13. Tribute to a Bad Man.

14. The Exploding Head.

15. Doyle & Long.

Monday, July 4, 2022

Chandler: Not Raymond, but Warren Oates

Warren Oates as Chandler.
After a long career as a supporting actor, Warren Oates was ready to headline a major motion picture in 1971. He had garnered good notices in Sam Peckinpah's controversial Western The Wild Bunch (1969) and earned more acclaim as the lead in Two-Lane Blacktop (1971), a low-budget film that became a critical darling. He was poised for a star-making role, but then he made Chandler (1971).

Mike Laughlin, who had produced Two-Lane Blacktop, signed on as producer. Leslie Caron was cast as the female lead. MGM planned to distribute it. In the biography Warren Oates: A Wild Life, Caron notes that her husband, whom she considered a good judge of film properties, was impressed with the script. Chandler must have sounded like a promising endeavor, but, alas, the final product is a convoluted mess.
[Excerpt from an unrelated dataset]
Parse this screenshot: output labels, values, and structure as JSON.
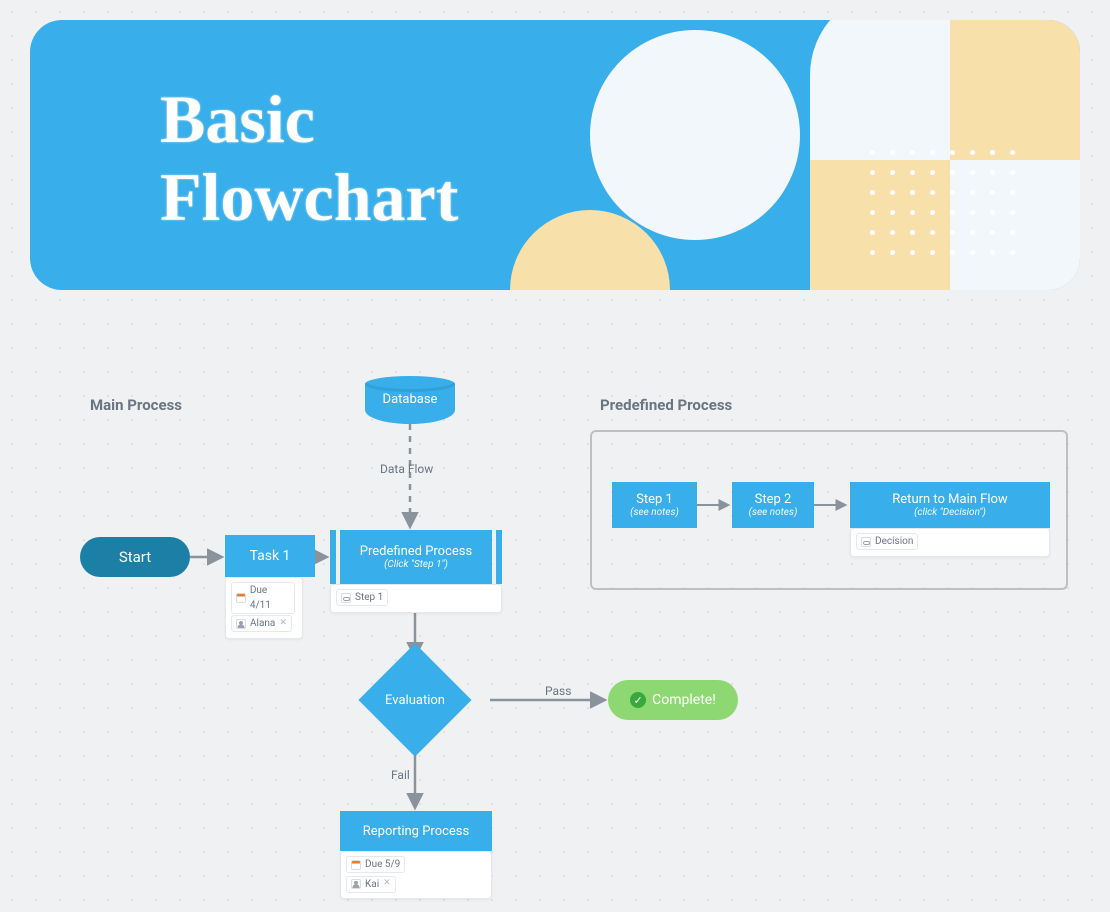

Oates plays the title character, a washed-up private eye in contemporary L.A. who has gotten desperate enough to pawn his Smith and Wesson. When an old friend offers him a job trailing a woman, Chandler senses something is amiss. However, he needs the money...and perhaps a little self-respect.

Leslie Caron as Katherine.
The woman turns out to be Katherine Creighton (Leslie Caron), the mistress of an East Coast gangster, who wants to start a new life. Neither she nor Chandler realize they are serving as, respectively, the bait and the patsy in an elaborate plot to lure Katherine's ex-boyfriend to Monterey and then kill him.

I suspect the idea behind Chandler was to transplant a tough private eye and a mysterious lady--familiar characters in 1940s film noir--to modern times. The two leads, especially the world-weary Oates, are up to the task of playing a couple of lost souls who find each other. Unfortunately, they are saddled with a muddled plot and esoteric dialogue. (Katherine: "What are we going to do now?  Chandler: "Nothing. Something.") And since Chandler was made in the early 1970s, that means there's always a chance that the ending will be left up in the air (at least partially).

I will say that writer-director Paul Magwood makes maximum use of the on-location filming in Carmel and Pebble Beach. The ocean views almost had me calling a travel agent. However, in addition to the pretty backdrops, Magwood adds some realism to his film by shooting scenes in a real hotel, a pest extermination office building, and along the winding roads of Carmel.

Mitchell Ryan as one of the villains.
It would turn out to be Magwood's only directorial job. He would spend the rest of his career working as an assistant director on TV shows and an occasional movie, like the excellent Time After Time (1979).

A nice surprise in Chandler is what amounts to a cameo by Gloria Grahame as one of Oates' friends.  In the biography Gloria Grahame, Bad Girl of Film Noir, author Robert J. Lentz writes that Magwood and producer Laughlin took out a full page ad in The Hollywood Reporter to apologize for Chandler. They claimed that MGM executive James T. Aubrey had the film re-cut, added scenes, and changed the music score. That is likely true given the film's running time of under 90 minutes and its horribly inappropriate music.